Page-Oriented Storage | Microservices Course

Problem

Data outgrows memory, so it has to live on block storage that's read and written a page at a time. You still need point lookups, range scans, inserts, updates, and deletes, all with a bounded number of disk I/Os per operation, and all crash-safe. A flat sorted file gives fast lookups but every insert shifts the tail; an append-only unsorted file makes inserts cheap but lookups scan everything. Neither survives at scale.

Solution

A B-tree (B+ tree in practice) stores data in fixed-size pages, typically 4–16 KB to match the OS/disk block. It's a balanced tree with high fan-out: each interior page holds many keys and child pointers, so even a billion rows sit only three or four levels deep. A lookup walks root → leaf, touching one page per level.

In the B+ tree variant used everywhere, only leaf pages hold actual data; interior pages are pure routing keys, and leaves are linked left-to-right so a range scan reads one leaf then follows the link to the next. Updates happen in place: locate the leaf, modify it, write the page back. An insert that overflows a page splits it into two and pushes a separator key up; a delete that underflows a page may merge it with a sibling. A redo write-ahead log records page changes before they're applied, so a crash mid-write can be recovered.

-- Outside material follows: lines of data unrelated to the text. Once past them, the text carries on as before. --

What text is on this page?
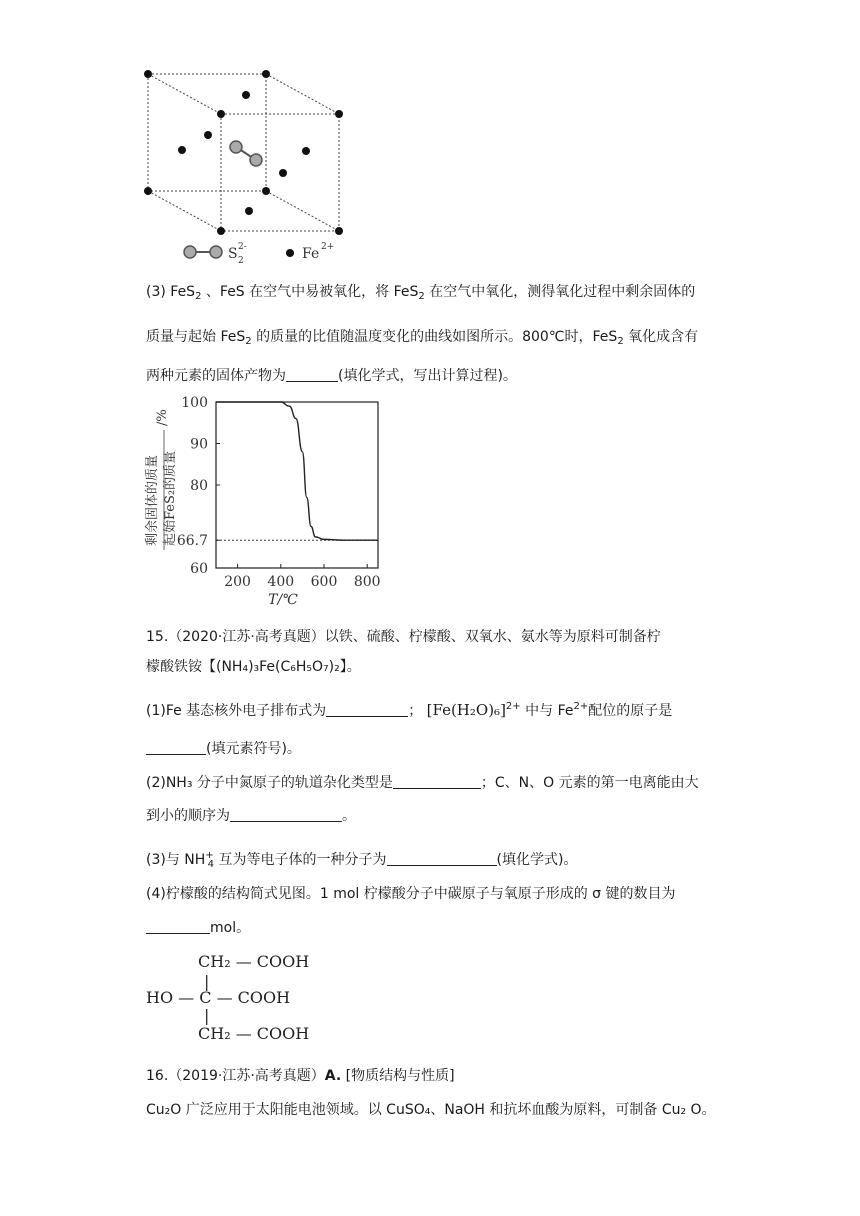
S 2
2-	Fe 2+
(3) FeS$_2$ 、FeS 在空气中易被氧化，将 FeS$_2$ 在空气中氧化，测得氧化过程中剩余固体的
质量与起始 FeS$_2$ 的质量的比值随温度变化的曲线如图所示。800℃时，FeS$_2$ 氧化成含有
两种元素的固体产物为	(填化学式，写出计算过程)。
剩余固体的质量 起始FeS₂的质量
/%
100
90
80
66.7
60
200 400 600 800
T/℃
15.（2020·江苏·高考真题）以铁、硫酸、柠檬酸、双氧水、氨水等为原料可制备柠
檬酸铁铵【(NH₄)₃Fe(C₆H₅O₇)₂】。
(1)Fe 基态核外电子排布式为	； $[Fe(H_2O)_6]^{2+}$ 中与 $Fe^{2+}$配位的原子是
(填元素符号)。
(2)NH₃ 分子中氮原子的轨道杂化类型是	；C、N、O 元素的第一电离能由大
到小的顺序为	。
(3)与 $NH^+_4$ 互为等电子体的一种分子为	(填化学式)。
(4)柠檬酸的结构简式见图。1 mol 柠檬酸分子中碳原子与氧原子形成的 σ 键的数目为
mol。
CH₂ — COOH
|
HO — C — COOH
|
CH₂ — COOH
16.（2019·江苏·高考真题）A. [物质结构与性质]
Cu₂O 广泛应用于太阳能电池领域。以 CuSO₄、NaOH 和抗坏血酸为原料，可制备 Cu₂ O。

A key design axis is whether the table itself is the tree. Index-organized engines store full rows in the primary-key B-tree's leaves. Heap + index engines keep rows in an unordered heap file and build separate B-trees that point at heap locations.

Tradeoffs

Property	Effect
Reads	Low and predictable read amplification: one root-to-leaf path. This is the B-tree's main advantage
Range scans	Efficient via linked leaves, especially when rows are clustered by the scan key
Write path	In-place updates are random writes; each logical change dirties a page that must later be flushed
WAL cost	Every change is written twice (log, then page), and engines like InnoDB add a doublewrite buffer, raising write volume further
Space	Pages sit partly empty after splits (often ~70% full); fragmentation accumulates and needs occasional rebuilds
MVCC engines	Old row versions linger until a cleanup process reclaims them (Postgres VACUUM, InnoDB purge)
Concurrency	Page-level latching and locking is intricate and a classic contention point

Against an LSM tree the contrast is direct: B-trees win on reads and range scans, LSM trees win on random-write throughput.

Implementations

Minimal pseudocode

def search(node, key):
    while not node.is_leaf:
        i = node.find_child_index(key)   # binary search within the page
        node = read_page(node.children[i])
    return node.get(key)                  # None if absent

def insert(node, key, value):
    leaf = descend_to_leaf(node, key)
    leaf.put(key, value)                  # in-place
    write_page(leaf)
    if leaf.overflows():
        split(leaf)                       # may cascade splits up to the root

def split(page):
    mid = page.middle_key()
    left, right = page.divide_at(mid)
    write_page(left); write_page(right)
    parent = page.parent
    parent.insert_separator(mid, right)   # push median up
    write_page(parent)
    if parent.overflows():
        split(parent)

Real engines add page latching, the WAL, and free-space management around this skeleton.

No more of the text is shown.